Embora viajar de avião com gatos seja permitido, o processo exige planejamento, atenção às exigências das companhias aéreas e aos protocolos sanitários de cada destino. Para esclarecer dúvidas ainda presentes no público, a PETFriendly Turismo, empresa que organiza e planeja o transporte seguro de pets em viagens nacionais e internacionais, separou abaixo os principais fatos e fake news relacionados às viagens aéreas com felinos. 

 

Fatos

Nem todos os gatos podem viajar na cabine: a possibilidade de viajar na cabine depende das normas de cada companhia aérea. Em geral, existe um limite de peso considerando o animal e a caixa de transporte. Quando esse limite é ultrapassado, o gato poderá ser transportado no compartimento destinado aos animais, desde que a empresa ofereça esse serviço. 

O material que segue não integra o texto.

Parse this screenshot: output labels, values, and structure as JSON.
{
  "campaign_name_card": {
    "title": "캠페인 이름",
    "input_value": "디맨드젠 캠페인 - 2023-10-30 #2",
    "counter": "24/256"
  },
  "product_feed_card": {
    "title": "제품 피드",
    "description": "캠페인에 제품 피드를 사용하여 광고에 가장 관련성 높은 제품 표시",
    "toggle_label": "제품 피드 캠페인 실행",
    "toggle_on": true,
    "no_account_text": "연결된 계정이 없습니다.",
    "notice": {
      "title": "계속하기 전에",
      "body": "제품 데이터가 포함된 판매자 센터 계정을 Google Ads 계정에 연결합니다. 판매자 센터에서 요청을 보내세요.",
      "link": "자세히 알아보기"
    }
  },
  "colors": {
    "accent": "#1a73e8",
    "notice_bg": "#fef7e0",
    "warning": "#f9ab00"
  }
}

Acostumar o gato à caixa de transporte antes da viagem reduz o estresse: a adaptação deve começar dias ou semanas antes do embarque. Deixar a caixa disponível em casa, com mantas, brinquedos e petiscos, ajuda o animal a associar o espaço a uma experiência positiva, reduzindo o desconforto durante a viagem. 

O planejamento da viagem começa muito antes do embarque: Além de reservar o transporte do pet com antecedência, já que muitas companhias limitam o número de animais por voo, o tutor deve conferir toda a documentação exigida pelo destino, verificar as regras da empresa aérea e realizar uma avaliação veterinária antes da viagem. Esse planejamento reduz imprevistos e garante mais segurança para o animal. 

 

Fake

Gatos não podem viajar de avião: Gatos podem viajar de avião tanto em voos nacionais quanto internacionais. Para isso, é necessário cumprir as exigências da companhia aérea e do destino, que podem incluir documentação veterinária, carteira de vacinação atualizada, microchip e certificados sanitários, especialmente em viagens ao exterior. Cada empresa possui regras específicas sobre peso, dimensões da caixa de transporte e forma de embarque. 

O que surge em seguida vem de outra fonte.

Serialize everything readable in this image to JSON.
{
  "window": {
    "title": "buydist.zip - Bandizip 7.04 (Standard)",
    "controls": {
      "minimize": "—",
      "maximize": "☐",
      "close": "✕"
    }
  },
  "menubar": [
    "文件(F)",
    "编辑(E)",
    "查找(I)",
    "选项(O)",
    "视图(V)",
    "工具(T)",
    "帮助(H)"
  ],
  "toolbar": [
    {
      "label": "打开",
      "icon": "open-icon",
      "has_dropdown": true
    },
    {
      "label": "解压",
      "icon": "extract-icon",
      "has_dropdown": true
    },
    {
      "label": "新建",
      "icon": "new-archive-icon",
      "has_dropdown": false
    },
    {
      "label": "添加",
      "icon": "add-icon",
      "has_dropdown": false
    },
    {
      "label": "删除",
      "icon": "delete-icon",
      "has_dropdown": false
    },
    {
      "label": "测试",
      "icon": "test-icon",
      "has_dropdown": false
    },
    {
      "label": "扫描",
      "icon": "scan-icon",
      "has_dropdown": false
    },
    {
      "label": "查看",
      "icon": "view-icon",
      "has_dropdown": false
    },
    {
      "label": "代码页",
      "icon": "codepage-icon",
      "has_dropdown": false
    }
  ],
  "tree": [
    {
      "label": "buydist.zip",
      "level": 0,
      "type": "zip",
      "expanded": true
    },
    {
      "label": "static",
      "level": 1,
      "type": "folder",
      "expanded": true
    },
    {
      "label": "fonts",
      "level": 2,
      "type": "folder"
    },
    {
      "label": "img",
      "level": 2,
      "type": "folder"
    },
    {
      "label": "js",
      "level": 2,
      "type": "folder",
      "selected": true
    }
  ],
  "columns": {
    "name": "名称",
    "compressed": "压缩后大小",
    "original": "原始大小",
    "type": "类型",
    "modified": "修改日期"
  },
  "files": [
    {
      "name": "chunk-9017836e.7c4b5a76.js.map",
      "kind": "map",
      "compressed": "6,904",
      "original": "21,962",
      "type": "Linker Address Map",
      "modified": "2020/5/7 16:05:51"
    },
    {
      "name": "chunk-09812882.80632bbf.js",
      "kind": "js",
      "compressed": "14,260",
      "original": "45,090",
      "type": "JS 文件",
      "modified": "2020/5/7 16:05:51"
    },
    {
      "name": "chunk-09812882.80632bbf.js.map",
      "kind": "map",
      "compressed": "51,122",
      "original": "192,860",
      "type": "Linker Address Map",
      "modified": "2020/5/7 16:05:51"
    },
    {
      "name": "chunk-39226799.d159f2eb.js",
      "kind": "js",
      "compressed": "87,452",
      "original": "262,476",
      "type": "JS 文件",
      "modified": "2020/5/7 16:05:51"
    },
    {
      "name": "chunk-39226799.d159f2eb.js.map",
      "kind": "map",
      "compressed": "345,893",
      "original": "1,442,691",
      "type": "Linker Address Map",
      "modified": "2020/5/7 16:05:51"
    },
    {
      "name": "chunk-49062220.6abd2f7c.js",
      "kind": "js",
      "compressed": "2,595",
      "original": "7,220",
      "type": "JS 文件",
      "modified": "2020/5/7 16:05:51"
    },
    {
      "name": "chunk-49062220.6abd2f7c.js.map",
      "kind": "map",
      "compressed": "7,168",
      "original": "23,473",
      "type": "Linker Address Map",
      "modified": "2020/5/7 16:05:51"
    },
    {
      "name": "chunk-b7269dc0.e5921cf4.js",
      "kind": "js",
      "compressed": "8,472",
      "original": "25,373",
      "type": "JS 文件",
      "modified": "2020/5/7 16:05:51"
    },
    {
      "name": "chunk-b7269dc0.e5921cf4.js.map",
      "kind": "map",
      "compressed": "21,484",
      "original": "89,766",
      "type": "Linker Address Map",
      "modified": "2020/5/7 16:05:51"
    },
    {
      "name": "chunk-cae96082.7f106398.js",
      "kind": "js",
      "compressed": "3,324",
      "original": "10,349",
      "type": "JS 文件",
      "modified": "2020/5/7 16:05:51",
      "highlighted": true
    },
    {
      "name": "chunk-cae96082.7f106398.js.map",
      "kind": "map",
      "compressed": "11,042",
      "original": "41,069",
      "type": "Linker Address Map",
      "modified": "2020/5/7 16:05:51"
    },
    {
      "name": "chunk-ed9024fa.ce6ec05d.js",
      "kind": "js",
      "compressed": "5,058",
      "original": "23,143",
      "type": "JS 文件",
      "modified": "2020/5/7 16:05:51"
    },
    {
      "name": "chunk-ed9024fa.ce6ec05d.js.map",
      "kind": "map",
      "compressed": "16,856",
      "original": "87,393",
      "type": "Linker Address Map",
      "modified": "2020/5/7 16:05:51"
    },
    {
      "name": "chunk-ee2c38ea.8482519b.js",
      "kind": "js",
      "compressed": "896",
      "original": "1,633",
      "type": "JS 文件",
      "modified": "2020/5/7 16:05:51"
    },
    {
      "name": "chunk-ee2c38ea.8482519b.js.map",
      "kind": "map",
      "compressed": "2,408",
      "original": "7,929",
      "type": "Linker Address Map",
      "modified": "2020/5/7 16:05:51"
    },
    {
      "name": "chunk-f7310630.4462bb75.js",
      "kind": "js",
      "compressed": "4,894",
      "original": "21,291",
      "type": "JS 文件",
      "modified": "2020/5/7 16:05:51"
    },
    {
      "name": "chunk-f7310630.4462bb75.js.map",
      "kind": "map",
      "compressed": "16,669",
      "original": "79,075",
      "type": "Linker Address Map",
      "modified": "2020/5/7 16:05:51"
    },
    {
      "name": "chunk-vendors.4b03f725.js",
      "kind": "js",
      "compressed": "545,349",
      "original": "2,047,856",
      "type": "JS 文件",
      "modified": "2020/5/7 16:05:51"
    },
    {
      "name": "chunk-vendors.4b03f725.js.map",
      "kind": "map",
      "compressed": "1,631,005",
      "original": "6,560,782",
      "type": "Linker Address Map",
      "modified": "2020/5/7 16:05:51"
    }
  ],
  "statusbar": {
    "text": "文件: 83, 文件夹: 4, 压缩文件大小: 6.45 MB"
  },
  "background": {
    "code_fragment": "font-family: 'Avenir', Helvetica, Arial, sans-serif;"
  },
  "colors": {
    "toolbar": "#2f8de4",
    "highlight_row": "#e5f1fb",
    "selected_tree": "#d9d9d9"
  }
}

É recomendado sedar o gato antes do voo para que ele fique calmo: A sedação não é indicada de forma rotineira para viagens aéreas. Medicamentos sedativos podem alterar a pressão arterial, a frequência respiratória e o equilíbrio do animal, aumentando os riscos durante o voo. Caso o tutor perceba sinais intensos de ansiedade, o ideal é buscar orientação de um médico- veterinário para avaliar alternativas mais seguras. 

Gatos precisam viajar em jejum por muitas horas: O jejum prolongado não é recomendado para todos os animais. O tempo ideal deve ser orientado pelo médico-veterinário, considerando idade, condição clínica e duração da viagem. De modo geral, recomenda-se oferecer uma refeição leve algumas horas antes do embarque e manter o animal hidratado. 

‘'Quando a viagem é planejada com antecedência e todas as recomendações são seguidas, os gatos podem viajar de forma segura e confortável. O mais importante é que os tutores busquem informações confiáveis, conheçam as exigências das companhias aéreas e respeitem o tempo e as necessidades do animal’', finaliza Juliana Stephani, CEO da PETFriendly Turismo.